Grandeur et décadence des marchés
Le Petit-Journal — 3 décembre 1901
La démolition partielle du marché de la place d'Italie, dont le Petit Journal a déjà parlé, met en relief le marasme dans lequel se débattent les marchés couverts appartenant à la Ville de Paris. Déjà, les marchés d'Auteuil, de Belleville, de Saint-Maur, de Necker, de Grenelle, de Saint-Germain, des Blancs-Manteaux ont été ou diminués ou supprimés. Cette nomenclature est assez éloquente ; elle montre que le mal sévit aussi bien dans la vieille ville que dans les quartiers extérieurs.
La lente agonie des marchés couverts a plusieurs causes. L'agent le plus actif de leur dé périssement est l'augmentation incessante des marchandes des quatre saisons et des vendeuses au panier, qu'un savant tournoiement, de prudentes évolutions à travers l'enchevêtrement des rues, ramènent toujours aux abords, des marchés couverts, géants pourvoyeurs dont ces pygmées ont juré la perte. Embusquées à l'angle des voies populeuses, ces humbles commerçantes séduisent le client par d'alléchantes invitations, par une mine engageante, qui se rembrunit très rarement, car elle est toujours-tenue en éveil par l'âpre souci de gagner le pain quotidien des enfants.

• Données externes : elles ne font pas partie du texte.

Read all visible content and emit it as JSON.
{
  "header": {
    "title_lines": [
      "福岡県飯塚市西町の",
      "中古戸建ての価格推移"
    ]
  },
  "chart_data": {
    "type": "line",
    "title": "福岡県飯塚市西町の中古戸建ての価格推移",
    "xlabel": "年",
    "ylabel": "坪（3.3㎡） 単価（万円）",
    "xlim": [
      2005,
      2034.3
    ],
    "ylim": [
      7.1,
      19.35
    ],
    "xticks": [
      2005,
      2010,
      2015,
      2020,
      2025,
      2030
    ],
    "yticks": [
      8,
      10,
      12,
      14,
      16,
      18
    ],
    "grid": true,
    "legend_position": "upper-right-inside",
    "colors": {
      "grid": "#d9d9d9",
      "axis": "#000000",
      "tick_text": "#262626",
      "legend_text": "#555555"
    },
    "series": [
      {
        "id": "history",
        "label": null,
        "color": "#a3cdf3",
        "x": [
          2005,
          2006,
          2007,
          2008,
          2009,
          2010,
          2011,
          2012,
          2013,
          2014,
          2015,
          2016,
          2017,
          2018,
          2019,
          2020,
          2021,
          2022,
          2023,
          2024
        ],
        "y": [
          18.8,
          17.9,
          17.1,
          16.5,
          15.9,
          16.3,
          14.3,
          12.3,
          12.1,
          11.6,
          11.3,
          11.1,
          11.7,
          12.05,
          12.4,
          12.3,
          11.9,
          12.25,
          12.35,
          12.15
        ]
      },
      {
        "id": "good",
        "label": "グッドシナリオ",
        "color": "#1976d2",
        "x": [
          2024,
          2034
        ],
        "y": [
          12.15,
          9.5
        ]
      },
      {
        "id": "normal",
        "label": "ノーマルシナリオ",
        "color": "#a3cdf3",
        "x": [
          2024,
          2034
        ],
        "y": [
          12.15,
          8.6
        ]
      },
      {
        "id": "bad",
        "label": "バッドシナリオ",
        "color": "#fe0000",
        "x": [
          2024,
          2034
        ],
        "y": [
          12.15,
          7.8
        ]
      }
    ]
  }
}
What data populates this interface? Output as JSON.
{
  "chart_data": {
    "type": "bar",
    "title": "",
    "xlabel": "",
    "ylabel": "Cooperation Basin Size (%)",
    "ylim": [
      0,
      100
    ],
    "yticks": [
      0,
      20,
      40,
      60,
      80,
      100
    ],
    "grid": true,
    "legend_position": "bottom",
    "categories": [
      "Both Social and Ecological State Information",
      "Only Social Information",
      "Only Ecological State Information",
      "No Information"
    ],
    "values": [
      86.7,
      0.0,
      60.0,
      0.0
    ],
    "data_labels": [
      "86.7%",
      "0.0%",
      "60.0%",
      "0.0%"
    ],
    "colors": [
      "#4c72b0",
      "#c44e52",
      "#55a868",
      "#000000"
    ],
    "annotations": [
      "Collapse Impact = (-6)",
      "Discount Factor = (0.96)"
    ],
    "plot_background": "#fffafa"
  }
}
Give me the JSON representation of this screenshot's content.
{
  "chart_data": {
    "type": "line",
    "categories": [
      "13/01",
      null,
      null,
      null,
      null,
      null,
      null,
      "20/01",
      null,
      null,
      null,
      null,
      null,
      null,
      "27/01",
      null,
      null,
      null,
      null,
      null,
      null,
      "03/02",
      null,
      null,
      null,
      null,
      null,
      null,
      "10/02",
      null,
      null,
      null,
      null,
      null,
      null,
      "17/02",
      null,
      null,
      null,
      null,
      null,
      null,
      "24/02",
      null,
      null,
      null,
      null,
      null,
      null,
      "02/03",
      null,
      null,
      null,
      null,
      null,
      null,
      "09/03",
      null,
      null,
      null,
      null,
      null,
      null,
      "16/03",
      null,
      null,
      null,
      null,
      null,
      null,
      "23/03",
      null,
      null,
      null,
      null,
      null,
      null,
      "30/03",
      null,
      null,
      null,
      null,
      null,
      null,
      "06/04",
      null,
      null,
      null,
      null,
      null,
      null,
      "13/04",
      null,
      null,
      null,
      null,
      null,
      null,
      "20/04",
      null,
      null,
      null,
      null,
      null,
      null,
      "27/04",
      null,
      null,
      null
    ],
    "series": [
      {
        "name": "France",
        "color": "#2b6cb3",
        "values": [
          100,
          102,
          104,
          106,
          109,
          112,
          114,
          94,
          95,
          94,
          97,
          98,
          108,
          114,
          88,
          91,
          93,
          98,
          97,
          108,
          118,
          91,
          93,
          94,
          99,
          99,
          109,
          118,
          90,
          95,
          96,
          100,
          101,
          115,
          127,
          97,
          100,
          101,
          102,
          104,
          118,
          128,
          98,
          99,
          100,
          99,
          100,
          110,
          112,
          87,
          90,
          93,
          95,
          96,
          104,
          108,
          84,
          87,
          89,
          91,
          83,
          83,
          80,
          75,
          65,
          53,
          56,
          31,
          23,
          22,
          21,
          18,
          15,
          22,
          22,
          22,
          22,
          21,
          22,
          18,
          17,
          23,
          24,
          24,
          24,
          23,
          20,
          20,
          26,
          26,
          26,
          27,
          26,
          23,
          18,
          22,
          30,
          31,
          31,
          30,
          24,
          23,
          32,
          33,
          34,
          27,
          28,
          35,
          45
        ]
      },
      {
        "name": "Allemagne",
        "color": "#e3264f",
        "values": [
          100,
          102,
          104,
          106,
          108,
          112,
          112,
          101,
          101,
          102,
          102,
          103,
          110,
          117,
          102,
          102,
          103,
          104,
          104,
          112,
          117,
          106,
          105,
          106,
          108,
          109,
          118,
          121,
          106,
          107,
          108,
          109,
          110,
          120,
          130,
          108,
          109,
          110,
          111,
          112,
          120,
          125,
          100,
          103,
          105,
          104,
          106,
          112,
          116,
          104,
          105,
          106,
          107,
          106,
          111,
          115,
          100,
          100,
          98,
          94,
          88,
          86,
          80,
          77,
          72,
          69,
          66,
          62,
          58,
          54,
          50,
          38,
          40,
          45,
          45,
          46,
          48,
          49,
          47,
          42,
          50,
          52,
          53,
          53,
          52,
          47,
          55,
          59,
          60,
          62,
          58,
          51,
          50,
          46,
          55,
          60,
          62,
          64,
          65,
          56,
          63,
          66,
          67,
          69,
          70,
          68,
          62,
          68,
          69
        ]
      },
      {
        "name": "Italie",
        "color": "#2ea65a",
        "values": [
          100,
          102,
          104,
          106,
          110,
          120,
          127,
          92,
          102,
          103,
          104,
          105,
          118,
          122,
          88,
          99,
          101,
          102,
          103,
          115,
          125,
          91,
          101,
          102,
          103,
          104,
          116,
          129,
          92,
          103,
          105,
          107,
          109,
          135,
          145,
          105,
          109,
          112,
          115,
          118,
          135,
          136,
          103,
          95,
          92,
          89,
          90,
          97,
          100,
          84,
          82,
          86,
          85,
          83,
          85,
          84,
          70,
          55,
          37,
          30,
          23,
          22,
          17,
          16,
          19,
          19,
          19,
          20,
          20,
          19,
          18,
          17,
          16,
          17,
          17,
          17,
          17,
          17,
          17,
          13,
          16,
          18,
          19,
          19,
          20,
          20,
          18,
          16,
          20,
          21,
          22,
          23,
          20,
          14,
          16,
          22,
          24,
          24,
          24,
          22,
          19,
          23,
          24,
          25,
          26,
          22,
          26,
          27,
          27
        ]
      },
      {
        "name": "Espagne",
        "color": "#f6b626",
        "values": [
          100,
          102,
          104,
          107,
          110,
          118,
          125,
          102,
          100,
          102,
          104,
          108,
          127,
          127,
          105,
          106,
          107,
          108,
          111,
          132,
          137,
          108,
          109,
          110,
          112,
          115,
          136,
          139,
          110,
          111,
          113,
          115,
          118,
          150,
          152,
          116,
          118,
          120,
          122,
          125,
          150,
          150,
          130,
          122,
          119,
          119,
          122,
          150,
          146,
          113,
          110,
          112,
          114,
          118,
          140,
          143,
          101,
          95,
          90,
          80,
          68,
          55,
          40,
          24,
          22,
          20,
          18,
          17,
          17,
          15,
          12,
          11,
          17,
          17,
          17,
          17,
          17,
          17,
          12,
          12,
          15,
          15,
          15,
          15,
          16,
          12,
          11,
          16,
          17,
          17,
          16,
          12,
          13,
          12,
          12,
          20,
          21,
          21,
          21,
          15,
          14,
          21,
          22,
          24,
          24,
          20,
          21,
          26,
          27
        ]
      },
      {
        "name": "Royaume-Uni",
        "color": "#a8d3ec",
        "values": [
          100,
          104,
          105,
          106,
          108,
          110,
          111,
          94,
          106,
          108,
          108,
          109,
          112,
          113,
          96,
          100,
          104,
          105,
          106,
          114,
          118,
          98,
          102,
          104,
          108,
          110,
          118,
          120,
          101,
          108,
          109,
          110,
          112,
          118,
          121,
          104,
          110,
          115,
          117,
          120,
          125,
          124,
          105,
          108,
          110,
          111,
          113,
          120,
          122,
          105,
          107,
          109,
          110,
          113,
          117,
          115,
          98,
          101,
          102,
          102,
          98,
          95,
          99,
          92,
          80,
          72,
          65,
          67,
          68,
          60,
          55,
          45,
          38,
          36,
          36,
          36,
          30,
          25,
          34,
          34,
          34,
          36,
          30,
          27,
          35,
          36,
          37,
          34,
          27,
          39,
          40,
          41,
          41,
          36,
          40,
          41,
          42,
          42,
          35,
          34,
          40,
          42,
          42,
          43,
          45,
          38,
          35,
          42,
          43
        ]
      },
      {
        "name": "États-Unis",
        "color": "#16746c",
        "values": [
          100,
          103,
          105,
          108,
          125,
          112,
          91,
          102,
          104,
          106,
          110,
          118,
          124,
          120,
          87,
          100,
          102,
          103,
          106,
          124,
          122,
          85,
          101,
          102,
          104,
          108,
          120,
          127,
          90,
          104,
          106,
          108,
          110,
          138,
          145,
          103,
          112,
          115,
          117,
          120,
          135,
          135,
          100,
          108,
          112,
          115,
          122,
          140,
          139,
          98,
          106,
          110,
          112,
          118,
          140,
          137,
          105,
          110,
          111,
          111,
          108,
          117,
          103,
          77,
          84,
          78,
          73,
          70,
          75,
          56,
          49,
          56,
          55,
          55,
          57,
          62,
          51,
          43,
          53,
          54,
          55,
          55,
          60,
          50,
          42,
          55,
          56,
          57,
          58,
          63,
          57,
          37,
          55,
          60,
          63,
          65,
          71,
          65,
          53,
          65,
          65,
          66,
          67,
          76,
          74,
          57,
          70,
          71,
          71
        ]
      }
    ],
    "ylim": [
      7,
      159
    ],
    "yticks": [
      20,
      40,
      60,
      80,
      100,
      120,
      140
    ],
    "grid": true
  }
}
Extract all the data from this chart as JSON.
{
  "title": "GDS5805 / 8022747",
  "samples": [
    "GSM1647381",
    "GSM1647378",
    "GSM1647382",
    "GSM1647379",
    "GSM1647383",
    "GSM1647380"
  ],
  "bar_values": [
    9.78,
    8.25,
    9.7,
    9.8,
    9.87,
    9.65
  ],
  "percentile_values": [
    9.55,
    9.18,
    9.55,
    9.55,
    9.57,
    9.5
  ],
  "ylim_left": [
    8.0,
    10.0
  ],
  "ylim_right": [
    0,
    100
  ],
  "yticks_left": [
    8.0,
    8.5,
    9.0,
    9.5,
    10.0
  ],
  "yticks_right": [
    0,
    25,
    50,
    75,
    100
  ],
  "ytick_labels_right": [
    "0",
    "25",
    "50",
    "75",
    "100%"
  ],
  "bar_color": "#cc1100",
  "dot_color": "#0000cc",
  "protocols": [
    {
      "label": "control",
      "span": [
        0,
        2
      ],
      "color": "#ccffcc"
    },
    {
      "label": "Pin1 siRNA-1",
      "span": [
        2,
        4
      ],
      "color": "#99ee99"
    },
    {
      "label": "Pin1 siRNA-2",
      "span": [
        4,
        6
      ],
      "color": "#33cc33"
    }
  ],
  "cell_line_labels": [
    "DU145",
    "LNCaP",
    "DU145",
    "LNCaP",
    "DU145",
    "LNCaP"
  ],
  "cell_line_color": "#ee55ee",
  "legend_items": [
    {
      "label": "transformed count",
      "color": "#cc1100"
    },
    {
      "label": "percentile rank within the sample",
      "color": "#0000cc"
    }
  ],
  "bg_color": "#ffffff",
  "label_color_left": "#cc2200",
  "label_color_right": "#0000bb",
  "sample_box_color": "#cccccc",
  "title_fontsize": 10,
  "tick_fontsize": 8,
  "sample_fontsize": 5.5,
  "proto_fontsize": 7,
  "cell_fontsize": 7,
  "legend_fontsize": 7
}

Le nombre des fruitiers, et surtout des épiciers devenus marchands de légumes, de volailles, de gibier de tout poil et de toute plume, a suivi la même progression. Leurs copieux étalages, leurs appétissantes expositions de comestibles ont débordé des boutiques closes et croulé des vitrines intérieures sur les trottoirs, positions avancées d'où ces « patentés » battent en brèche la prospérité des marchés couverts.
Enfin, on a multiplié depuis quelques années les foires gastronomiques en plein air et l'on a créé des marchés « volants » non loin des marchés couverts. Le public parisien, qui aime flâner, aller, venir et revenir le long des produits avant de se résoudre à faire une emplette, préfère les étalages sous le ciel gris ou bleu aux établissements en fer et en briques, où il est moins libre d'errer en attendant le moment d'avoir fixé son choix. Ces marchés découverts représentent les anciens stationnements sur la voie publique, qui furent interdits après l'an nexion des communes suburbaines et la construction des halles de la périphérie.
Les jours des marchés couverts paraissent donc bien comptés. La clientèle les trouve trop froids, trop solennels. Les acheteurs, ne s’y sentant pas assez libres, s'attardent et, chose plus grave, s'arrêtent aux séductions de la porte.
La liste des condamnés n'est pas encore close et l'administration va l'allonger encore... La réduction du marché de l'Ave-Maria est décidée en principe ; les marchés Wagram et de Popincourt sont menacés. D'ailleurs, ce dernier se trouve-dans un état lamentable ; il tombe en ruines et ses murs délabrés semblent une allégorie frappante de la décadence des marchés couverts.